Belajar bersama teman-teman sering kulakukan di rumah. Dasar suka memasak, di sela-sela acara belajar tetap saja aku memasak untuk teman-temanku. Ha...ha...ha...Tentu saja temanku senang mendapat makanan. Kebiasaan ini berlangsung sampai aku duduk di bangku SMA. Namun, berjualan kue sudah tidak kulakukan lagi setelah duduk di bangku SMA karena semakin sibuk.
Sebetulnya, dari penghasilan Bapak yang punya jabatan di kantor, kehidupan keluarga kami terbilang berkecukupan. Namun, bukan berarti Bapak memanjakan anak-anaknya. Sebaliknya, Bapak sangat disiplin mendidik kami. Kami tidak pernah diberi uang berlebihan. Waktu masih SMP, aku diharuskan membaca buku-buku berbahasa Inggris. Kelak, aku akan bersyukur Bapak pernah menyuruhku melakukan hal ini.
Waktu umur 16 tahun, Bapak mengharuskanku bisa menyetir mobil sendiri. Jangan dikira aku langsung belajar menyetir, lho. "Perkenalan" dengan mobil dimulai dengan mencuci ban. Setelah itu, mengisi air radiator. Setelah bisa melakukannya, barulah aku belajar menyetir. Bapak juga streng soal cowok. Kalau ada teman cowok datang, pasti langsung diberondong pertanyaan mulai dari nama, sekolah, dan seterusnya.
Padahal, saat itu aku sudah mulai naksir lawan jenis. Namun, Bapak tetap mengharuskanku melapor ke mana aku akan pergi, dengan siapa, dan seterusnya. Semuanya harus jelas. Kalau tidak, aku tidak boleh ke mana-mana. Alhasil, kalau naksir cowok, aku pergi beramai-ramai dengan teman-temanku. Aku yang saat itu masih remaja, merasa tertekan dengan aturan ketat Bapak. Sebal rasanya.
Putus Kuliah
Cerita soal ibuku lain lagi. Ibu adalah wanita penuh kelembutan terhadap anak-anaknya. Semasa kecil, aku suka tidur di sebelah Ibu sambil memegang sikut beliau. Nyaman rasanya, karena sikut Ibu dingin. Namun, tetap saja Ibu juga mengajarkan kami disiplin. Begitu turun dari tempat tidur, kami harus langsung membereskan tempat tidur sendiri. Membersihkan kamar mandi juga jadi kewajiban kami.
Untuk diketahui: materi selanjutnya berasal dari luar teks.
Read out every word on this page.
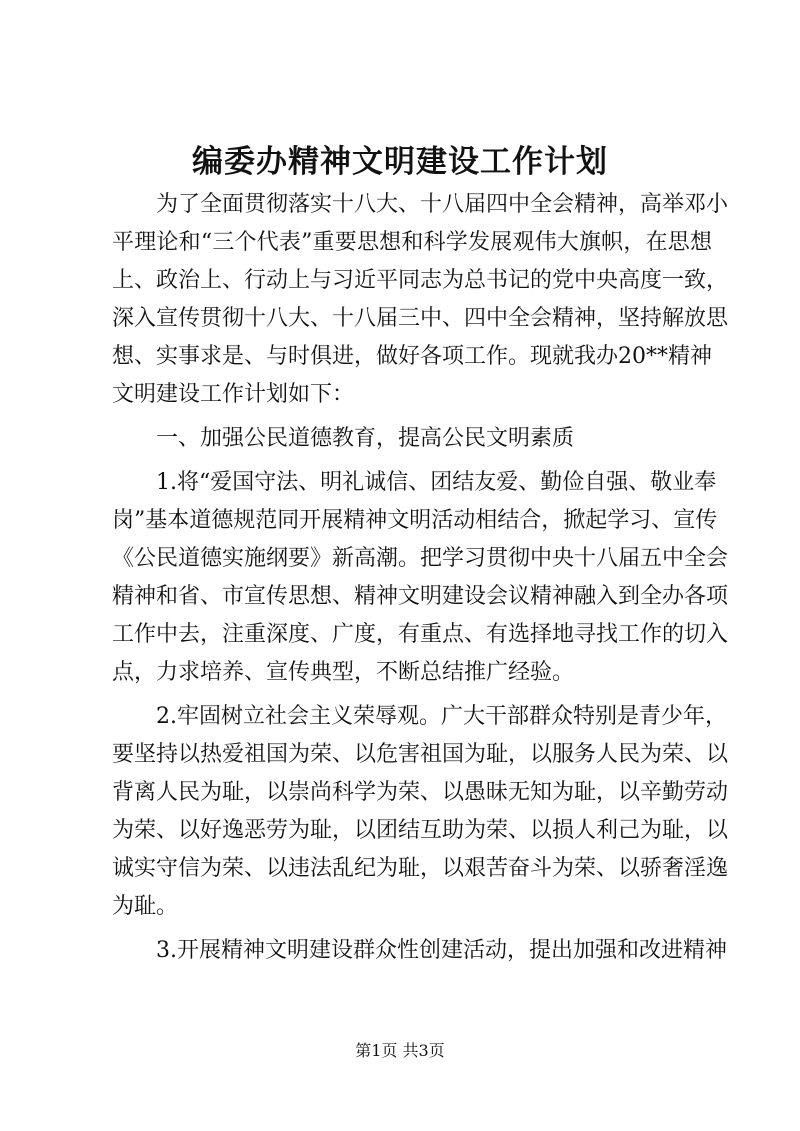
编委办精神文明建设工作计划
为了全面贯彻落实十八大、十八届四中全会精神，高举邓小
平理论和“三个代表”重要思想和科学发展观伟大旗帜，在思想
上、政治上、行动上与习近平同志为总书记的党中央高度一致，
深入宣传贯彻十八大、十八届三中、四中全会精神，坚持解放思
想、实事求是、与时俱进，做好各项工作。现就我办20**精神
文明建设工作计划如下：
一、加强公民道德教育，提高公民文明素质
1.将“爱国守法、明礼诚信、团结友爱、勤俭自强、敬业奉
岗”基本道德规范同开展精神文明活动相结合，掀起学习、宣传
《公民道德实施纲要》新高潮。把学习贯彻中央十八届五中全会
精神和省、市宣传思想、精神文明建设会议精神融入到全办各项
工作中去，注重深度、广度，有重点、有选择地寻找工作的切入
点，力求培养、宣传典型，不断总结推广经验。
2.牢固树立社会主义荣辱观。广大干部群众特别是青少年，
要坚持以热爱祖国为荣、以危害祖国为耻，以服务人民为荣、以
背离人民为耻，以崇尚科学为荣、以愚昧无知为耻，以辛勤劳动
为荣、以好逸恶劳为耻，以团结互助为荣、以损人利己为耻，以
诚实守信为荣、以违法乱纪为耻，以艰苦奋斗为荣、以骄奢淫逸
为耻。
3.开展精神文明建设群众性创建活动，提出加强和改进精神
第1页 共3页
Ibu menekankan pentingnya kebersihan kamar dan kamar mandi. Kelak, dua hal ini aku terapkan pula pada anak-anakku. Bahkan, sampai sekarang aku masih menyikat kamar mandiku sendiri. Meski Bapak dan Ibu cukup disiplin, mereka tetap mengutamakan keutuhan keluarga. Setiap jam makan, kami sekeluarga wajib makan bersama di meja makan.
Setelah lulus SMA, kami pindah ke Jakarta. Aku yang sejak kecil bercita-cita jadi dokter, akhirnya bisa juga kuliah di fakultas kedokteran. Saat itulah, lewat keluarga aku diperkenalkan pada Soewitomo Soeleiman, pria yang kemudian melamarku untuk menjadi istrinya. Calon suamiku ini sebetulnya orang Surabaya, tapi tinggal dan bekerja di Jakarta. Menginjak tahun kedua kuliah, aku menikah dengannya.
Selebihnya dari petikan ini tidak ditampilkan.